05/22/2014 01:46 pm ET Updated Jul 22, 2014

Putting Slavery Out of Business

We have long known that modern slavery was extensive and hugely profitable. But the latest authoritative report from the International Labor Organization shows that we have been badly under-estimating just what big business this evil is.

The ILO report, published on Tuesday, estimates that forced labor in its various forms generates a shocking $150 billion in profits a year. That's three times more than the respected organization had previously thought.

To give you some idea of how big this sum is, it is well over 10 times the annual profits of the entire global airline industry, or three times the total global sales of Coca-Cola.

They are profits made from the lives of many millions of our fellow human beings -- children, women and men -- forced to work against their wills through fear or violence.

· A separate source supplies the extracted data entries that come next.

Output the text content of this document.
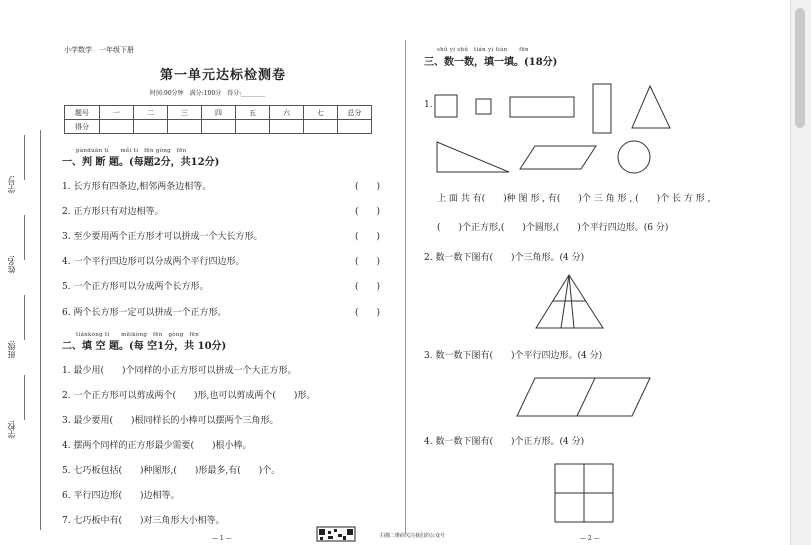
学号:
姓名:
班级:
学校:
小学数学　一年级下册
第一单元达标检测卷
时间:90分钟　满分:100分　得分:________
题号	一	二	三	四	五	六	七	总分
得分								
pànduàn tí　　měi tí　fēn gòng　fēn
一、判 断 题。(每题2分，共12分)
1. 长方形有四条边,相邻两条边相等。	(　　)
2. 正方形只有对边相等。	(　　)
3. 至少要用两个正方形才可以拼成一个大长方形。	(　　)
4. 一个平行四边形可以分成两个平行四边形。	(　　)
5. 一个正方形可以分成两个长方形。	(　　)
6. 两个长方形一定可以拼成一个正方形。	(　　)
tiánkòng tí　　měikòng　fēn　gòng　fēn
二、填 空 题。(每 空1分，共 10分)
1. 最少用(　　)个同样的小正方形可以拼成一个大正方形。
2. 一个正方形可以剪成两个(　　)形,也可以剪成两个(　　)形。
3. 最少要用(　　)根同样长的小棒可以摆两个三角形。
4. 摆两个同样的正方形最少需要(　　)根小棒。
5. 七巧板包括(　　)种图形,(　　)形最多,有(　　)个。
6. 平行四边形(　　)边相等。
7. 七巧板中有(　　)对三角形大小相等。
shǔ yi shǔ　tián yi tián　　fēn
三、数一数，填一填。(18分)
1.
上 面 共 有(　　)种 图 形 , 有(　　)个 三 角 形 , (　　)个 长 方 形 ,
(　　)个正方形,(　　)个圆形,(　　)个平行四边形。(6 分)
2. 数一数下图有(　　)个三角形。(4 分)
3. 数一数下图有(　　)个平行四边形。(4 分)
4. 数一数下图有(　　)个正方形。(4 分)
— 1 —	扫描二维码关注我们的公众号	— 2 —
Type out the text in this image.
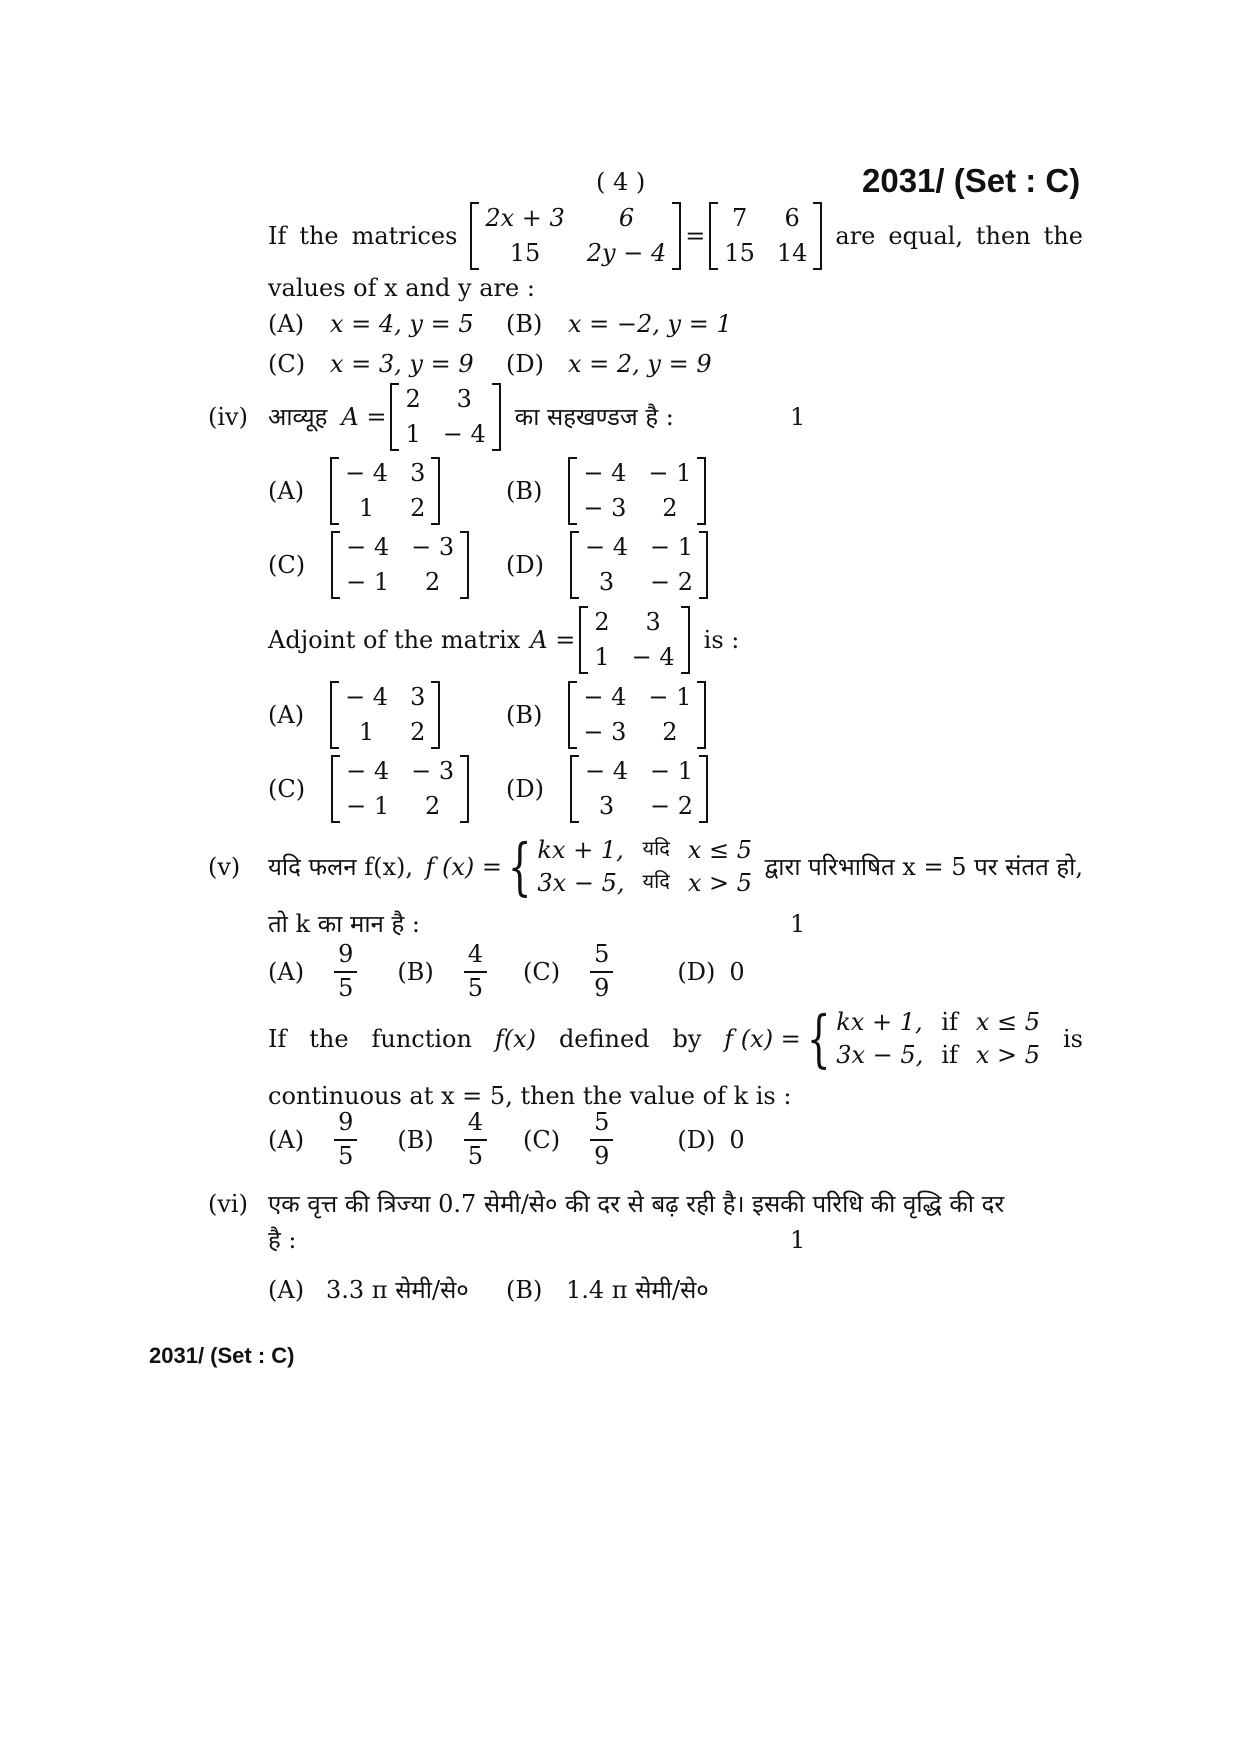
( 4 )	2031/ (Set : C)
If the matrices
2x + 3	6
15	2y − 4
=
7	6
15 14
are equal, then the
values of x and y are :
(A) x = 4, y = 5 (B) x = −2, y = 1
(C) x = 3, y = 9 (D) x = 2, y = 9
(iv) आव्यूह A =
2	3
1 − 4
का सहखण्डज है :	1
(A)
− 4 3
1	2
(B)
− 4 − 1
− 3	2
(C)
− 4 − 3
− 1	2
(D)
− 4 − 1
3	− 2
Adjoint of the matrix A =
2	3
1 − 4
is :
(A)
− 4 3
1	2
(B)
− 4 − 1
− 3	2
(C)
− 4 − 3
− 1	2
(D)
− 4 − 1
3	− 2
(v) यदि फलन f(x), f (x) = { kx + 1, यदि x ≤ 5
3x − 5, यदि x > 5
द्वारा परिभाषित x = 5 पर संतत हो,
तो k का मान है :	1
$(A) \frac{9}{5} (B) \frac{4}{5} (C) \frac{5}{9}$	(D) 0
If the function f(x) defined by f (x) = { kx + 1, if x ≤ 5
3x − 5, if x > 5
is
continuous at x = 5, then the value of k is :
$(A) \frac{9}{5} (B) \frac{4}{5} (C) \frac{5}{9}$	(D) 0
(vi) एक वृत्त की त्रिज्या 0.7 सेमी/से० की दर से बढ़ रही है। इसकी परिधि की वृद्धि की दर
है :	1
(A) 3.3 π सेमी/से० (B) 1.4 π सेमी/से०
2031/ (Set : C)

Because modern slavery exists in the shadows, it is difficult to accurately estimate just how many people are trapped in these nightmare lives.

But according to the ILO, there were at least 21 million modern slaves in the world in 2012. The Global Slavery Index, published last year, estimates that 30 million live in slavery.

Almost two-thirds of the huge profits from forced labor comes from commercial sexual exploitation - the form of modern slavery found in every country.

But the report also found profits from forced labor in industries as varied as fishing and sweatshops, mining and domestic servitude.

The truth is that while slavery is illegal in every country in the world, it exists everywhere and touches us all -- in the food we eat, the clothes we wear and the products we buy.

It is easy when faced with criminal activity so widespread and ingrained in our societies -- and where those behind this repugnant activity have so much to lose -- to feel pessimistic about rooting it out.

There is, however, no reason for despair. From the successful efforts of consumers, companies and governments to reduce child labor in West Africa's cocoa plantations to the concerted drive to tackle the child sex trade in Southeast Asia, the evidence is clear that this evil can be tackled if the political and business will exists.

The ILO report itself sets out a series of sensible policies including a crackdown on loan sharks, investment in education and skills training for those most at risk of forced labor and tackling the abuse of migrant workers.

There is, in fact, a lot of good work already going on at the national and local level, but it is frequently fragmented and lacking in funding. To fight slavery effectively, we need to better mobilize the capital and knowledge needed to end it. And we need to do much better at identifying and investing in the most effective frontline efforts to end slavery.

We also need a modern abolitionist movement to encourage governments and business to focus on eliminating this evil. Governments must prioritize implementation of the laws that already exist and better support victims of slavery. They must also pass legislation requiring companies to be more transparent about their efforts to respond to slavery.

Business can make a huge difference in the fight against slavery. They should ensure their operations are free from slavery, along with those of their suppliers and their suppliers' suppliers. Then they should take action to ensure anti-slavery policies are implemented in their supply chains all the way to source.

Modern slavery is obscenely profitable. But it's also illegal everywhere, and abhorrent -- and with sufficient political will and ambition, we can put it out of business.